A leading think tank has claimed that lockdowns have resulted in poorer mental health among young adults in Ireland.
A major report from the Economic and Social Research Institute (ESRI) claims that the scale of mental health difficulties among young adults, particularly young women, is of significant concern.
According to RTÉ:
The findings show 55% of women and 40% of men aged 22 were classified as depressed.
These are higher figures when compared with two years previously when 22% of men and 31% of women were depressed.
Research carried out in December 2020 found that poorer mental health during the pandemic reflected the disruption to young adults’ employment, education and day to day activities.
The ESRI report said that the scale of mental health difficulties among young adults, particularly young women, is of significant concern.
“It is too early to say how long-lasting these effects will be but there appears to be a considerable risk of a longer-term scarring effect for some groups of young adults,” it says.
Just before the pandemic hit, most of these 22-year-olds (63%) were in full-time education or training and so shifted to remote learning.

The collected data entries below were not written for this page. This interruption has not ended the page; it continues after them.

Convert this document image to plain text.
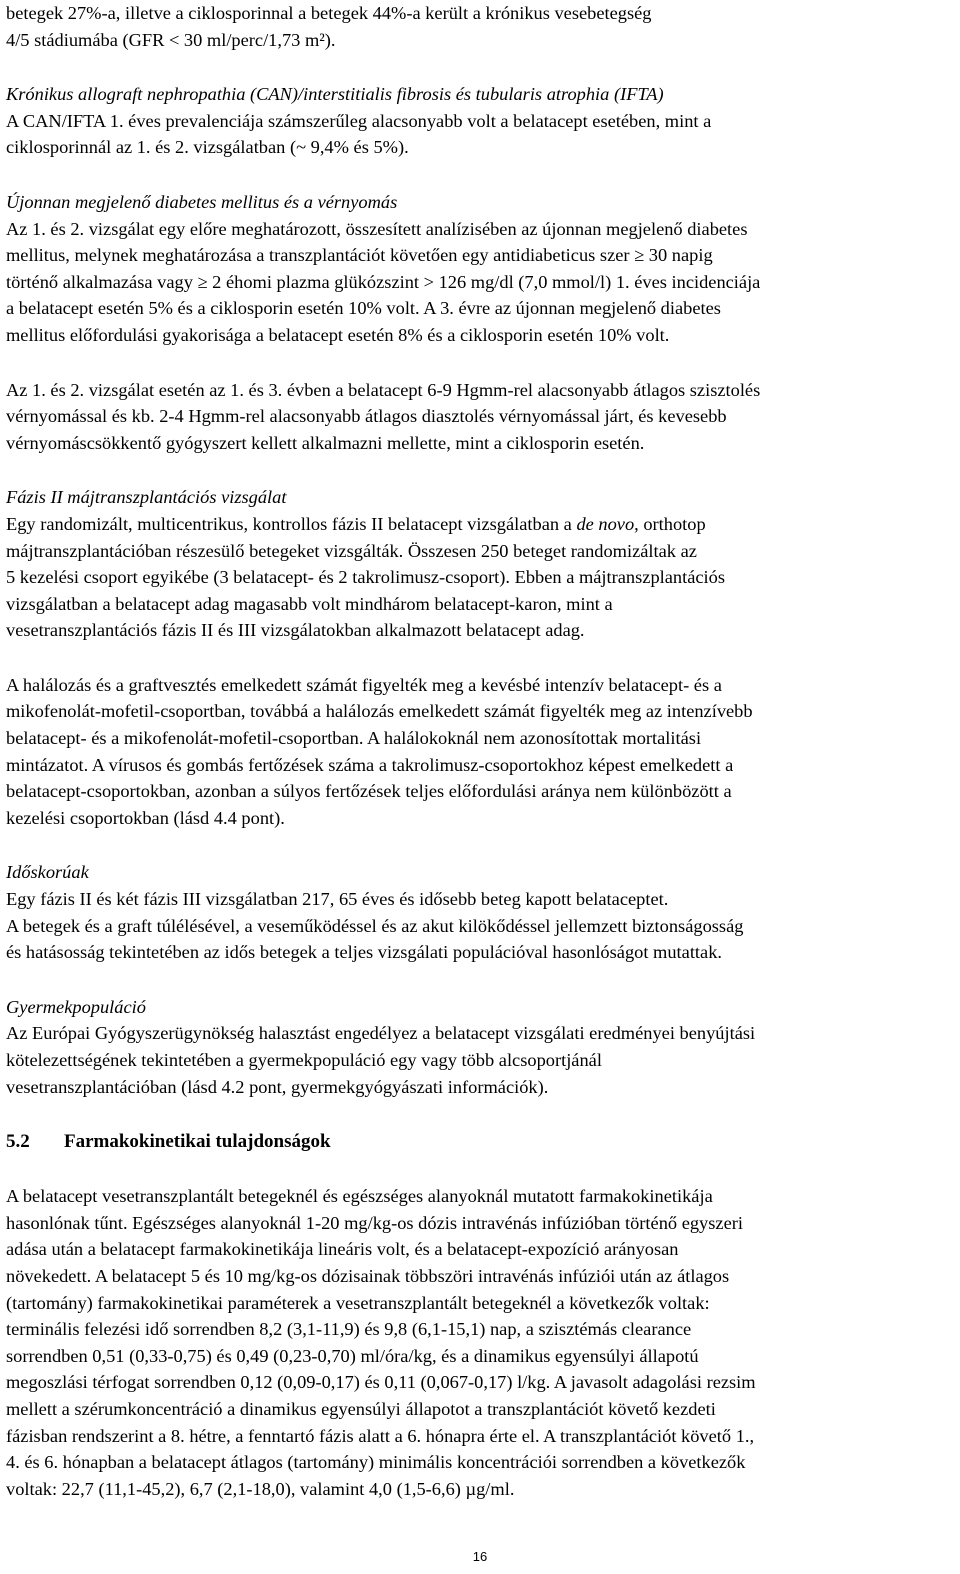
betegek 27%-a, illetve a ciklosporinnal a betegek 44%-a került a krónikus vesebetegség
4/5 stádiumába (GFR < 30 ml/perc/1,73 m²).

Krónikus allograft nephropathia (CAN)/interstitialis fibrosis és tubularis atrophia (IFTA)

A CAN/IFTA 1. éves prevalenciája számszerűleg alacsonyabb volt a belatacept esetében, mint a
ciklosporinnál az 1. és 2. vizsgálatban (~ 9,4% és 5%).

Újonnan megjelenő diabetes mellitus és a vérnyomás

Az 1. és 2. vizsgálat egy előre meghatározott, összesített analízisében az újonnan megjelenő diabetes
mellitus, melynek meghatározása a transzplantációt követően egy antidiabeticus szer ≥ 30 napig
történő alkalmazása vagy ≥ 2 éhomi plazma glükózszint > 126 mg/dl (7,0 mmol/l) 1. éves incidenciája
a belatacept esetén 5% és a ciklosporin esetén 10% volt. A 3. évre az újonnan megjelenő diabetes
mellitus előfordulási gyakorisága a belatacept esetén 8% és a ciklosporin esetén 10% volt.

Az 1. és 2. vizsgálat esetén az 1. és 3. évben a belatacept 6-9 Hgmm-rel alacsonyabb átlagos szisztolés
vérnyomással és kb. 2-4 Hgmm-rel alacsonyabb átlagos diasztolés vérnyomással járt, és kevesebb
vérnyomáscsökkentő gyógyszert kellett alkalmazni mellette, mint a ciklosporin esetén.

Fázis II májtranszplantációs vizsgálat

Egy randomizált, multicentrikus, kontrollos fázis II belatacept vizsgálatban a de novo, orthotop
májtranszplantációban részesülő betegeket vizsgálták. Összesen 250 beteget randomizáltak az
5 kezelési csoport egyikébe (3 belatacept- és 2 takrolimusz-csoport). Ebben a májtranszplantációs
vizsgálatban a belatacept adag magasabb volt mindhárom belatacept-karon, mint a
vesetranszplantációs fázis II és III vizsgálatokban alkalmazott belatacept adag.

A halálozás és a graftvesztés emelkedett számát figyelték meg a kevésbé intenzív belatacept- és a
mikofenolát-mofetil-csoportban, továbbá a halálozás emelkedett számát figyelték meg az intenzívebb
belatacept- és a mikofenolát-mofetil-csoportban. A halálokoknál nem azonosítottak mortalitási
mintázatot. A vírusos és gombás fertőzések száma a takrolimusz-csoportokhoz képest emelkedett a
belatacept-csoportokban, azonban a súlyos fertőzések teljes előfordulási aránya nem különbözött a
kezelési csoportokban (lásd 4.4 pont).

Időskorúak

Egy fázis II és két fázis III vizsgálatban 217, 65 éves és idősebb beteg kapott belataceptet.
A betegek és a graft túlélésével, a veseműködéssel és az akut kilökődéssel jellemzett biztonságosság
és hatásosság tekintetében az idős betegek a teljes vizsgálati populációval hasonlóságot mutattak.

Gyermekpopuláció

Az Európai Gyógyszerügynökség halasztást engedélyez a belatacept vizsgálati eredményei benyújtási
kötelezettségének tekintetében a gyermekpopuláció egy vagy több alcsoportjánál
vesetranszplantációban (lásd 4.2 pont, gyermekgyógyászati információk).

5.2 Farmakokinetikai tulajdonságok

A belatacept vesetranszplantált betegeknél és egészséges alanyoknál mutatott farmakokinetikája
hasonlónak tűnt. Egészséges alanyoknál 1-20 mg/kg-os dózis intravénás infúzióban történő egyszeri
adása után a belatacept farmakokinetikája lineáris volt, és a belatacept-expozíció arányosan
növekedett. A belatacept 5 és 10 mg/kg-os dózisainak többszöri intravénás infúziói után az átlagos
(tartomány) farmakokinetikai paraméterek a vesetranszplantált betegeknél a következők voltak:
terminális felezési idő sorrendben 8,2 (3,1-11,9) és 9,8 (6,1-15,1) nap, a szisztémás clearance
sorrendben 0,51 (0,33-0,75) és 0,49 (0,23-0,70) ml/óra/kg, és a dinamikus egyensúlyi állapotú
megoszlási térfogat sorrendben 0,12 (0,09-0,17) és 0,11 (0,067-0,17) l/kg. A javasolt adagolási rezsim
mellett a szérumkoncentráció a dinamikus egyensúlyi állapotot a transzplantációt követő kezdeti
fázisban rendszerint a 8. hétre, a fenntartó fázis alatt a 6. hónapra érte el. A transzplantációt követő 1.,
4. és 6. hónapban a belatacept átlagos (tartomány) minimális koncentrációi sorrendben a következők
voltak: 22,7 (11,1-45,2), 6,7 (2,1-18,0), valamint 4,0 (1,5-6,6) µg/ml.

16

The vast majority had the electronic devices they needed for remote learning and live online lectures or classes offered by their institutions.
However, around half did not have access to adequate broadband and a quiet place to study, and less than one third (30%) received regular feedback on their work.
Over half (57%) found it difficult to study while learning remotely, and this was linked to a greater risk of depression.
In contrast, those who had more interaction with their institution and the resources they needed to study fared better.
Over half (57%) of those working (either full-time or while studying) when the pandemic hit lost their job and 16% started working remotely or increased the hours that they worked from home…..
Young adults reported very significant changes to their social activities during the pandemic.
Over 80% had less face-to-face contact with their friends than before the pandemic, even though restrictions on such contact had begun to ease at the time of the survey.
Reduced contact with friends was linked to increased depression for young women.
Of those who were engaged in sports and cultural activities prior to the pandemic, the majority reported spending less time on these activities during the pandemic.
This was more common for those who lost their job or found it difficult to study remotely.